IL-1R1 deficiency does not alter skin wounding-induced monocyte expansion in BM. (A) Representative flow-cytograms showing gating strategy for flow-cytometry analysis of Mo subsets in BM. (B-D) Percentage (of total BMC; upper panels) and number (lower panels) of total Mo (Ly6G-CD11b+CD115+), Ly6Chi Mo (Ly6G-CD11b+CD115+Ly6Chi) and Ly6Clo Mo (Ly6G-CD11b+CD115+Ly6Clo) in BM. Results are represented as mean ± SD, n=7 mice for each strain and each time point. a, mean value significantly different from day 0 in WT; b, mean value significantly different from day 0 in Il-1r1^−/−. (E) Representative flow-cytograms showing BrdU+ cells gated on Ly6Chi (left panel) and percentage of Ly6Chi BrdU+ cells (right panel). Results are represented as mean ± SD, n=3 to 4 mice for each strain and each time point. *p≤0.05.

Figure 4:

IL-1R1 signaling deficiency does not abrogate expansion potential of MyP. (A) Experimental scheme. (B) Representative microscopic images of MyP cultures after 4 days of incubation. Images taken at 10x magnification. (C) Representative flow-cytograms for flow-cytometry analysis of CD11bhiLy6Chi Mo after 4 days of culture. Number of total cells (D) and CD11bhiLy6Chi Mo (E) after 4 days of culture. Results are represented as mean ± SD. BM cells were collected from 2 mice for each strain and experiment was done once in triplicates. *p≤0.05, ***p≤0.001, ****p≤0.0001.

Figure 5:

Frequency of Ly6Clo Mo is higher in the circulation of Il1r1^−/− mice at steady state. (A) Representative flow-cytograms showing gating strategy for flow-cytometry analysis of Mo subsets in peripheral blood. (B-D) Percentage (of total BMC; upper panels) and number (lower panels) of total Mo (Ly6G-CD11b+CD115+), Ly6Chi Mo (Ly6G-CD11b+CD115+Ly6Chi) and Ly6Clo Mo (Ly6G-CD11b+CD115+Ly6Clo) in peripheral blood. Results are represented as mean ± SD, n=3 mice for each strain and each time point. c, mean value significantly different between two strains at same time point. p≤0.05 is significant.

Figure 6:

IL-1R1 signaling deficiency increases Ly6Clo Mo during early wound repair. (A) Percentage of wound area as compared with day 0 wounds.

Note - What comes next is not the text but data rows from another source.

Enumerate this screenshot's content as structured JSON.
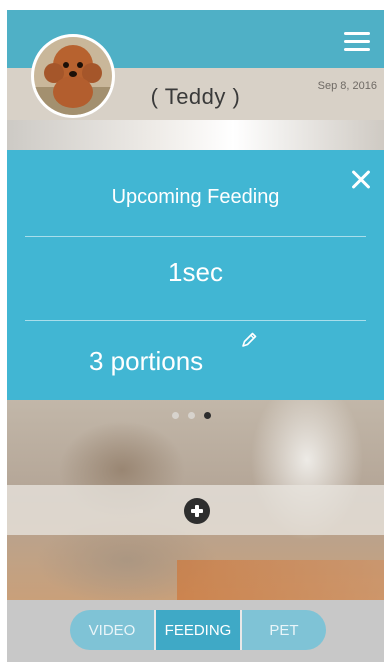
{
  "header": {
    "pet_name": "( Teddy )",
    "date": "Sep 8, 2016"
  },
  "card": {
    "title": "Upcoming Feeding",
    "countdown": "1sec",
    "portions": "3 portions"
  },
  "pager": {
    "total": 3,
    "active_index": 2
  },
  "tabs": [
    {
      "label": "VIDEO",
      "active": false
    },
    {
      "label": "FEEDING",
      "active": true
    },
    {
      "label": "PET",
      "active": false
    }
  ],
  "icons": {
    "menu": "hamburger-menu-icon",
    "close": "close-icon",
    "edit": "pencil-icon",
    "add": "plus-circle-icon"
  },
  "colors": {
    "accent": "#41b6d3",
    "header": "#4fb0c6",
    "tab_active": "#3fa9c6",
    "tab_inactive": "#7fc3d6"
  }
}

ImageJ software was used to measure wound area. (B) Representative flow-cytograms showing gating strategy for flow-cytometry analysis of innate immune cells at wounds. (C-H) Percentage (of live cells; upper panels) and number (lower panels) of total leukocytes (CD45+), Mo/Mp (CD45+Ly6G-CD11b+), Ly6Chi Mo (CD45+Ly6G-CD11b+F4/80-Ly6Chi), Ly6Clo Mo (CD45+Ly6G-CD11b+F4/80-Ly6Clo), Ly6Chi Mp (CD45+Ly6G-CD11b+F4/80+Ly6Chi) and Ly6Clo Mp, (CD45+Ly6G-CD11b+F4/80+Ly6Clo) in the wounds. Results are represented as mean ± SD, n=7 mice for each strain and each time point. a, mean value significantly different from day 0 in WT; b, mean value significantly different from day 0 in Il1r1^−/−; c, mean value significantly different between two strains at same time point. p≤0.05 is significant.